Creditors yesterday made the final call on the retailer which was once East Africa’s biggest supermarket chain opting to pursue the directors directly for the cash.
“Most of the voting papers I have seen recommend we pursue the directors to recover the money lost,” said Peter Kahi, the Nakumatt Administrator.
The creditors complained that they had no choice but to approve the liquidation considering that the administrator had already sold Nakumatt assets, from the six branches that remained after collapse to Naivas Supermarkets at Sh422.5 million.
Once the liquidators step in, it will signal the imminent end of the regional retail behemoth which has been under voluntary administration since January 2018 over failure to pay Sh38 billion debt owed to creditors.
The retailer’s revenues had soared by 2017 to hit Sh52 billion from Sh40.4 billion the previous year, boasting 62 branches with over 6,000 employees at its peak.
However, the turnover later dipped by 96 per cent to hit Sh1.9 billion by 2018, to none by the close of last year.
The liquidator will dispose off Nakumatt headquarters, pursue remaining cases in court amounting to about Sh2 billion, and then pursue the company directors to recover Sh1 billion loan owed to the retailer.
During the meeting at Visa Oshwal Centre yesterday, 141 creditors who accounted for 92 per cent of the 169 present agreed to the proposal by the administrator to liquidate Nakumatt.
Only 28 creditors opposed the deal.
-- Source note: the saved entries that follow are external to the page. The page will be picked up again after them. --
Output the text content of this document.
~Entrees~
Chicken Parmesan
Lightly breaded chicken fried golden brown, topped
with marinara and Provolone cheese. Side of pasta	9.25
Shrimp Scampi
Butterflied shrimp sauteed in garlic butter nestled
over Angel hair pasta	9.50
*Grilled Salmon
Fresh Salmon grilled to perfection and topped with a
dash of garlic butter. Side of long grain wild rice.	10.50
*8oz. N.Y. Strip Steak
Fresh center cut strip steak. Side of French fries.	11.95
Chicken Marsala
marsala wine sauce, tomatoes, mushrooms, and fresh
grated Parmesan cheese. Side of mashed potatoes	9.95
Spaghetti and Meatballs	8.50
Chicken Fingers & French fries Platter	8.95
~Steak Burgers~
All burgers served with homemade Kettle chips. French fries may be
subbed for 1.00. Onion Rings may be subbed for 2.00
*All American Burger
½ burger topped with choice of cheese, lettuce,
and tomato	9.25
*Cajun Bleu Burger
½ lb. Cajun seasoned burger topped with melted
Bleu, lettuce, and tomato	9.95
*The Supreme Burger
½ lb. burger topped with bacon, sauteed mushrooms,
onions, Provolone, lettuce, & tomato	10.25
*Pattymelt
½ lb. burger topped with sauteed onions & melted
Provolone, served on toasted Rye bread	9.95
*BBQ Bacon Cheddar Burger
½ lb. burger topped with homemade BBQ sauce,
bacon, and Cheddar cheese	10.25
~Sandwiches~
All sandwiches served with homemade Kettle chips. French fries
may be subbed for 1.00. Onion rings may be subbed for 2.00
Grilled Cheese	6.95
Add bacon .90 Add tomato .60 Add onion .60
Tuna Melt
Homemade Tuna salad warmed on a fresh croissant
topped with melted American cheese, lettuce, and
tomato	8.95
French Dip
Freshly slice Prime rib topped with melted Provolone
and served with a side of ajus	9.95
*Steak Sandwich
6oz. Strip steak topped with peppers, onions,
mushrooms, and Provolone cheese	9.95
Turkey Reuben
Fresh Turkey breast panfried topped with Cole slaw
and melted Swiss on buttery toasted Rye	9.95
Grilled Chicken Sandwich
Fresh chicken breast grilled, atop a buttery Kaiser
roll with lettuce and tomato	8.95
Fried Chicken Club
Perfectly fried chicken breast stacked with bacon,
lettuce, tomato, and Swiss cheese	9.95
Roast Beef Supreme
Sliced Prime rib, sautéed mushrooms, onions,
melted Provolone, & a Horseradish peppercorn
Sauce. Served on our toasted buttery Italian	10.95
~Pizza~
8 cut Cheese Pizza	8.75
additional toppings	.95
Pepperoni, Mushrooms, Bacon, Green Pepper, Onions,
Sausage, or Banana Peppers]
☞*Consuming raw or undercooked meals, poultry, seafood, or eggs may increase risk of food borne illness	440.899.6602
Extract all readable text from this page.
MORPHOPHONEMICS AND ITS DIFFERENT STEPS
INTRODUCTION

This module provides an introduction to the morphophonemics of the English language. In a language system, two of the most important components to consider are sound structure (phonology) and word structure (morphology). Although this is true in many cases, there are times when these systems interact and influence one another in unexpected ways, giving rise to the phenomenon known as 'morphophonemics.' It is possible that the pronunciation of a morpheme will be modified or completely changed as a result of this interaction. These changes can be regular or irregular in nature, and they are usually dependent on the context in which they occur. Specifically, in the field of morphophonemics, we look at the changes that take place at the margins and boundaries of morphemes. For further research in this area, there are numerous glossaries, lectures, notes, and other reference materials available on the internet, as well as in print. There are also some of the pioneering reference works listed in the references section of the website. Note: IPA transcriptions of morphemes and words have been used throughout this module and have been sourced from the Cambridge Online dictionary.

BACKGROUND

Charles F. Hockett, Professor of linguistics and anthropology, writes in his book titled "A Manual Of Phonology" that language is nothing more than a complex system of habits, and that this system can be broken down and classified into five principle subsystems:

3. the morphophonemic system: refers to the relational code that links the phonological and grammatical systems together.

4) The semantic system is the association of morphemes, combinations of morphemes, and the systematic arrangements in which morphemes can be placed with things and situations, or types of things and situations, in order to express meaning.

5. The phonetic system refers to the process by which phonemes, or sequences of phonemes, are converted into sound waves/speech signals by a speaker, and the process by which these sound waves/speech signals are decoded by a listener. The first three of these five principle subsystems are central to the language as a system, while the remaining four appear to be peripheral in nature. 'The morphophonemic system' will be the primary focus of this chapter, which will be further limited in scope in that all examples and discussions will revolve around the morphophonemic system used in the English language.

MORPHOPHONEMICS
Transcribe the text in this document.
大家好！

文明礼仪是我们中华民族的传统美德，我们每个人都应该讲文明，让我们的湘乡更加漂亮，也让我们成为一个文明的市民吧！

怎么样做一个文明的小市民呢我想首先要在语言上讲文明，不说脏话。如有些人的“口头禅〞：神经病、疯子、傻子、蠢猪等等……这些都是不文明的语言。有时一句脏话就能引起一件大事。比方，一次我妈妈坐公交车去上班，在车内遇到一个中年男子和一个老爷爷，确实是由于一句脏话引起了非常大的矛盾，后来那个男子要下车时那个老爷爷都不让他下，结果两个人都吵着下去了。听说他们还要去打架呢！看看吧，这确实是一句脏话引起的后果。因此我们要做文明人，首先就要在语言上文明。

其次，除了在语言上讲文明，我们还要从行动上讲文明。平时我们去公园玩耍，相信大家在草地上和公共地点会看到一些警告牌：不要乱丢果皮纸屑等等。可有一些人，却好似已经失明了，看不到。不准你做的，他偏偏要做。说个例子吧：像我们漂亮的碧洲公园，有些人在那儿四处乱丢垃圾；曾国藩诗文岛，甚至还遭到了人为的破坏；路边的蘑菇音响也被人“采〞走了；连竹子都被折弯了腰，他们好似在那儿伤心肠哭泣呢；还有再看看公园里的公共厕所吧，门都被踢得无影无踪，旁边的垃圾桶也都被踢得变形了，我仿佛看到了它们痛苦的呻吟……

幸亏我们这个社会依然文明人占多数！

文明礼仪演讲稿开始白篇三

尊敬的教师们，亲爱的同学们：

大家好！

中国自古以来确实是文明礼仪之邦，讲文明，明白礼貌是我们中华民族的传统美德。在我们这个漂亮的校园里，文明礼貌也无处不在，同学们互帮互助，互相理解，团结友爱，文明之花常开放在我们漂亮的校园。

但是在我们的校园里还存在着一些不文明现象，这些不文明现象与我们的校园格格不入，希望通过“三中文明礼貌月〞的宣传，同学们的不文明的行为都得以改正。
The weight of the vote depended on the value of claim owed as opposed to the number of voters.
Of the 141 who supported liquidation, 93 voted with a claim value of Sh11.5 billion supporting the liquidation proposal without modifications, while 48 creditors with a claim value of Sh3.7 billion supported it with modifications. The 28 creditors who opposed liquidation had a claim value of Sh1.1 billion.
This was the second meeting for the creditors after the first one in March 2019 ended without voting.
Kahi said most of the creditors, especially the unsecured ones stood no chance of recovering their money as they came last in sharing the Sh422.5 million recovered from the collapsed retailer.
“We will first pay administration costs, followed by preferential creditors (KRA NSSF, land rates) then secured creditors (banks) and if anything remains we will pay the unsecured creditors,” he said.
Administration costs will include all debts incurred during the administration period as well as the administrator’s fee.
Nakumatt owes suppliers, unsecured creditors, about Sh18 billion, KRA Sh2.1 billion, NSSF Sh78 million and Sh400 million in staff arrears. It also owes Diamond Trust Bank Sh3.6 billion, KCB (Sh1.9 billion), Bank of Africa Sh328 million and United Bank of Africa Sh126 million.
Creditors could still recover 46 per cent of the money lost from KRA, 30 per cent as income tax returns and 16 per cent as value added tax (VAT). However, creditors holding commercial papers amounting to Sh4 billion stand no chance of recovering any of the amount as they do not qualify for returns from the taxman.
Kihi said Nakumatt had no branches or assets hence could not borrow from banks for resuscitation. He revealed that the retailer relied on a very weak business model, akin to a pyramid scheme, banking on only its brand name to secure cash and inventory from suppliers.
“It’s impossible to turn around a retailer without branches. Turning around a company with Sh38 billion debt is next to impossible. It is impossible to attract investors with that balance sheet,” he said.